Die blaue Stunde (Roman)

aus Wikipedia, der freien Enzyklopädie
Zur Navigation springen Zur Suche springen

Die blaue Stunde (englischer Originaltitel: The Blue Afternoon) ist der 1993 erschienene, mit mehreren Literaturpreisen ausgezeichnete sechste Roman von William Boyd. Die deutsche Übersetzung von Matthias Müller erschien 1995.

Die blaue Stunde ist sowohl Abenteuer- als auch Kriminalroman und erzählt die Geschichte einer großen, obsessiven Liebe in den Wirren der amerikanischen Besatzung der Philippinen sowie – in einer Rahmenhandlung – die verspätete Suche nach einer Frau.
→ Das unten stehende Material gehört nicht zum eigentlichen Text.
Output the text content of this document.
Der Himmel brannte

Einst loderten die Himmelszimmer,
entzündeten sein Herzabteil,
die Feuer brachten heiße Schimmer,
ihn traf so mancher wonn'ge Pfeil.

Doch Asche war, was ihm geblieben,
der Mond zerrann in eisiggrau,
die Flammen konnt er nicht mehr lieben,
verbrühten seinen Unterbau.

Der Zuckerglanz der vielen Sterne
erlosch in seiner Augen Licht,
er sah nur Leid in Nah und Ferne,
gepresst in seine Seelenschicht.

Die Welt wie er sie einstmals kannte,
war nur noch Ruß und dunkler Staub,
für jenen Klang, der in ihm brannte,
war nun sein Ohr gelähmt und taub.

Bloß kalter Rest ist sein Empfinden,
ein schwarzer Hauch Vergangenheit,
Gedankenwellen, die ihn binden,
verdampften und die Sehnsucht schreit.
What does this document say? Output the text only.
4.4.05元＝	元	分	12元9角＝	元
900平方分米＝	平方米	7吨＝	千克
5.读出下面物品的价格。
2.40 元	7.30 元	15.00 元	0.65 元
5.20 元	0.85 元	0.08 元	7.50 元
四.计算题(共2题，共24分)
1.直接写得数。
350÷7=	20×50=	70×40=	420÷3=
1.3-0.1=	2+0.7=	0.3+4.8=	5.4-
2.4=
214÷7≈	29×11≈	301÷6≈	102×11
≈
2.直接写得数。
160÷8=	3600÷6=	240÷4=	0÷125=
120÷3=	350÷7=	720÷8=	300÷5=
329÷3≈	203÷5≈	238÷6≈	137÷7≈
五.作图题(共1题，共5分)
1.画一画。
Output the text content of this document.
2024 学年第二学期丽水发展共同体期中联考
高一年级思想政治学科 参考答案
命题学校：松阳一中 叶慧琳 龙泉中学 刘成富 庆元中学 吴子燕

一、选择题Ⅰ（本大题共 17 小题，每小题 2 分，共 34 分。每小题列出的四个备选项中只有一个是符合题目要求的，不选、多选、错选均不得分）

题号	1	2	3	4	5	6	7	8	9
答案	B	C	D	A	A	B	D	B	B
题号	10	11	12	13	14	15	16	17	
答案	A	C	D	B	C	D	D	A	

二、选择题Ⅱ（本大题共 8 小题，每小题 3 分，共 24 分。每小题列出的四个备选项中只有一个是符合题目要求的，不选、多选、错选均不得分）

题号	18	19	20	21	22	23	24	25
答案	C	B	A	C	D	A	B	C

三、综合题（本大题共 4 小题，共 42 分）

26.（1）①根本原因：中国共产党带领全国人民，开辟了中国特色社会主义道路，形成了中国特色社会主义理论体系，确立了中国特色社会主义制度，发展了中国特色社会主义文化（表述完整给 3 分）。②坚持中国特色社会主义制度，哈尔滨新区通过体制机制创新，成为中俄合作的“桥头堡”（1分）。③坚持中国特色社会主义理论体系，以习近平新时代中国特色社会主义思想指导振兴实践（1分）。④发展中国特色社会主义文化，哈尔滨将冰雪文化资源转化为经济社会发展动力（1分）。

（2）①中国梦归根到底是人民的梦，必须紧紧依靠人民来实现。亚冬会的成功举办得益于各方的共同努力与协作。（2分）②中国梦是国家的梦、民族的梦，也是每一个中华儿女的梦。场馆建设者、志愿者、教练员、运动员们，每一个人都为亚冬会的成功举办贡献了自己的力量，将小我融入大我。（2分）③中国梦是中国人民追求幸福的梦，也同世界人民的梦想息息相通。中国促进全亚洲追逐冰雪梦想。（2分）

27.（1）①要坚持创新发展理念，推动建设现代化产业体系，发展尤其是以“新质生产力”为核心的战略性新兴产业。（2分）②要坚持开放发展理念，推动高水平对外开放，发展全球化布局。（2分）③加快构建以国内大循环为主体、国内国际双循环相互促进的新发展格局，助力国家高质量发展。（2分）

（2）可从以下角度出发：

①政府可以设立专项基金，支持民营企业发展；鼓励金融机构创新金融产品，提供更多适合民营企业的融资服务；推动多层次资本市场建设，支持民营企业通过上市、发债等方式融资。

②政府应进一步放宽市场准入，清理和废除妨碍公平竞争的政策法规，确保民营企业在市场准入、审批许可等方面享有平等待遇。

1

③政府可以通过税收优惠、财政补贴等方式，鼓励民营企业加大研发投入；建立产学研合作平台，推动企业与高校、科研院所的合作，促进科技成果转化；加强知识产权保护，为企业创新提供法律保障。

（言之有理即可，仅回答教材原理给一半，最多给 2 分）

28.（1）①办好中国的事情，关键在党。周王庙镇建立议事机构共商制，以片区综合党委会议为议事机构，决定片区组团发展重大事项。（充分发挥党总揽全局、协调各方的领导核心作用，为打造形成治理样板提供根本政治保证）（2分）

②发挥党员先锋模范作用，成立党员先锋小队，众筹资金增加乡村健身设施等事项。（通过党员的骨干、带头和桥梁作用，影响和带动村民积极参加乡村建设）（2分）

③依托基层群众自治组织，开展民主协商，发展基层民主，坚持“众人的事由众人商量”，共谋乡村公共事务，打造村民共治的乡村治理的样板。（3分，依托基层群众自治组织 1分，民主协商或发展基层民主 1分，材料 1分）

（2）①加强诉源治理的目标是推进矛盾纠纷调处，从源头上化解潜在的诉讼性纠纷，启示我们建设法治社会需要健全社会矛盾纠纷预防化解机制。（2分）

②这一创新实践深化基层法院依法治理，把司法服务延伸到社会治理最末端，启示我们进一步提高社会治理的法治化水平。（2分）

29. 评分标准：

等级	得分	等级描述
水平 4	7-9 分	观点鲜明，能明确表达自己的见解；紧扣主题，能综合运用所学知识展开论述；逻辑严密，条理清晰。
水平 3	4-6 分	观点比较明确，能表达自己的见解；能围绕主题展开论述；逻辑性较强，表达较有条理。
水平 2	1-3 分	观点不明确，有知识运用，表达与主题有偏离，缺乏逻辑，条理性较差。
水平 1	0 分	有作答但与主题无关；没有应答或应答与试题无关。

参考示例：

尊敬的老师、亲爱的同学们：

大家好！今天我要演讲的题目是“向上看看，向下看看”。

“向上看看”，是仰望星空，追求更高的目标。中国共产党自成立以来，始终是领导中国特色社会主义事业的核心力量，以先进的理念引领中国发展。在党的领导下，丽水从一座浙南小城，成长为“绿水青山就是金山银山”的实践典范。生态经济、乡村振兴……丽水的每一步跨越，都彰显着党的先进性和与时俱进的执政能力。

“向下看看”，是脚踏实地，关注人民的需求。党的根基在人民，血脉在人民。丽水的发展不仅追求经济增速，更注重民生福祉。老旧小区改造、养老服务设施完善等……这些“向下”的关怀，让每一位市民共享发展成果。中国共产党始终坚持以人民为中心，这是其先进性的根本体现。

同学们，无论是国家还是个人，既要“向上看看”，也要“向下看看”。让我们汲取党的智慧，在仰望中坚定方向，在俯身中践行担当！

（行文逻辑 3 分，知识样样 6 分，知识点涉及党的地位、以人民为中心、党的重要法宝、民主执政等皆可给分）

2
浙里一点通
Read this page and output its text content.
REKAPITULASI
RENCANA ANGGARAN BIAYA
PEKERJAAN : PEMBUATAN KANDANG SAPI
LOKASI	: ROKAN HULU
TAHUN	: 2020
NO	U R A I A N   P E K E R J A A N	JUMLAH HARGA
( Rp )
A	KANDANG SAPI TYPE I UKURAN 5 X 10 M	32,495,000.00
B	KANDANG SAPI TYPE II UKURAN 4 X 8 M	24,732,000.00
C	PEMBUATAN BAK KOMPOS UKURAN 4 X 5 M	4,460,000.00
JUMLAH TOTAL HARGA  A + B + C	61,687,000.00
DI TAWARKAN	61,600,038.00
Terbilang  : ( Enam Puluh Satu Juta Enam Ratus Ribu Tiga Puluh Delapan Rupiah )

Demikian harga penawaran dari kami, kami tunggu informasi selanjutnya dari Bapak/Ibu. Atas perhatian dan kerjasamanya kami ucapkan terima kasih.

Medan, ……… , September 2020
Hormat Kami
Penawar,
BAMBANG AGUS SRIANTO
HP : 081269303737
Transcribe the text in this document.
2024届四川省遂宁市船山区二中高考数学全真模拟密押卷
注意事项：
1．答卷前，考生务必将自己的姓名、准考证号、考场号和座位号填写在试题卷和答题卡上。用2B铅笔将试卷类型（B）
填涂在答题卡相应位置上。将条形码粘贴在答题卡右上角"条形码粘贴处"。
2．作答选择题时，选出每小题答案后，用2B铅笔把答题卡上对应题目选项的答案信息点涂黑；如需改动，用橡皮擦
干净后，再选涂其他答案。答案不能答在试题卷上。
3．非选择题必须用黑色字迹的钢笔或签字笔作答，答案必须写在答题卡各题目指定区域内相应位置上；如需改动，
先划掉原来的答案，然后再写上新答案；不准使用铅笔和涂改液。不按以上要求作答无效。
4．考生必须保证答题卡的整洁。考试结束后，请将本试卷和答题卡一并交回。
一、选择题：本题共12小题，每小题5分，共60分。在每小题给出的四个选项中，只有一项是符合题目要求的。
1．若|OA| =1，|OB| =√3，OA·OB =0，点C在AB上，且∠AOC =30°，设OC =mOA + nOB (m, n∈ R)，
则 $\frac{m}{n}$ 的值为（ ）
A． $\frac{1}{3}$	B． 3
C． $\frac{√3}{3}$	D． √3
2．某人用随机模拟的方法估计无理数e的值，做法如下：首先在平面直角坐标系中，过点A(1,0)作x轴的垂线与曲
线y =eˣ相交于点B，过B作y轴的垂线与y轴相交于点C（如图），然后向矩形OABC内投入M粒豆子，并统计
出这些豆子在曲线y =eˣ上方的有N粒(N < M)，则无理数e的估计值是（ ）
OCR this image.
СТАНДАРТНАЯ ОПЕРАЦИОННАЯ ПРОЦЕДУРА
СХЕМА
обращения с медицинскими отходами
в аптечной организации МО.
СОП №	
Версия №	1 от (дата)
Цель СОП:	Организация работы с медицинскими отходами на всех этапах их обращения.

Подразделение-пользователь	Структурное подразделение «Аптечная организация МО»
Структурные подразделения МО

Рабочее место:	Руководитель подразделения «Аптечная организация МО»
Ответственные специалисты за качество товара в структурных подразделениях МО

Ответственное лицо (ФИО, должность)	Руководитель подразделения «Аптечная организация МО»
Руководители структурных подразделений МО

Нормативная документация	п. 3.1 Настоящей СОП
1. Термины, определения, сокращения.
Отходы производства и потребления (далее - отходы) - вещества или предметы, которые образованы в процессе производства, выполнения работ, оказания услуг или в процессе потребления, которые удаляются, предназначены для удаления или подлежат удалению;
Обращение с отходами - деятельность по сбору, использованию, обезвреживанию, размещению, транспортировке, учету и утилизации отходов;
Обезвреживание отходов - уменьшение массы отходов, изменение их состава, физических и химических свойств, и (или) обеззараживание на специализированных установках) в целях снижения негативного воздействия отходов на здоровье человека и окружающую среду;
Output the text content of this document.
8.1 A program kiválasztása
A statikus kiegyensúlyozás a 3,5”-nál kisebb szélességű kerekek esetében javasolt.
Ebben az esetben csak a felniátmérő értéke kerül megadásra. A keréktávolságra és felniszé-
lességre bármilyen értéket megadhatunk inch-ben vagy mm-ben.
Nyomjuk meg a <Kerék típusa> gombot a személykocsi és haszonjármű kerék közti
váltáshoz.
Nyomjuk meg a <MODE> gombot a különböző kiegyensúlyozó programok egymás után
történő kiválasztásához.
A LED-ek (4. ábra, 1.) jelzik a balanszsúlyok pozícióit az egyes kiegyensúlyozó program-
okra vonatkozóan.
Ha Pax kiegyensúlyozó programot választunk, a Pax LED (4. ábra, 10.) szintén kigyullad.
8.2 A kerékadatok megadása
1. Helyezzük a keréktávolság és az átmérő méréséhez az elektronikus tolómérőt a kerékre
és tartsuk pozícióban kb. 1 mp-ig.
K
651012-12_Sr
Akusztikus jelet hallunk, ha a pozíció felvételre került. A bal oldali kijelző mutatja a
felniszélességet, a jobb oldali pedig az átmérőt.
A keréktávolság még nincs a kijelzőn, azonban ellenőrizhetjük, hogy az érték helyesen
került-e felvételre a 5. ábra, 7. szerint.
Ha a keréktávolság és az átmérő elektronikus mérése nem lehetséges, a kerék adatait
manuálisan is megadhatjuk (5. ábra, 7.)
Der Roman umfasst drei Teile von sehr unterschiedlicher Länge mit insgesamt 59 Kapiteln und einem kurzen Prolog. Schauplätze sind Los Angeles, Manila und Lissabon. Der erste Teil in Los Angeles erstreckt sich über einen Zeitraum von wenigen Tagen im Jahr 1936, der zweite Teil über mehrere Monate in den Jahren 1902 und 1903 in Manila, der dritte Teil über fünf Tage im Jahr 1936 in Lissabon.

Inhalt[Bearbeiten | Quelltext bearbeiten]

Los Angeles 1936:

Kay Fischer arbeitet als aufstrebende Architektin in der kalifornischen Metropole Los Angeles. Eines Tages erhält sie Besuch von einem alten Mann, einem gewissen Dr. Salvador Carriscant, der behauptet, ihr wahrer Vater zu sein. Bislang war sie davon ausgegangen, dass ihr Vater, ein englischer Missionar, während eines Brandes 1903 auf Deutsch-Neuguinea ums Leben gekommen war – das jedenfalls behauptet ihre Mutter Annaliese Leys, die mit ihrem neuen Ehemann in Venice lebt.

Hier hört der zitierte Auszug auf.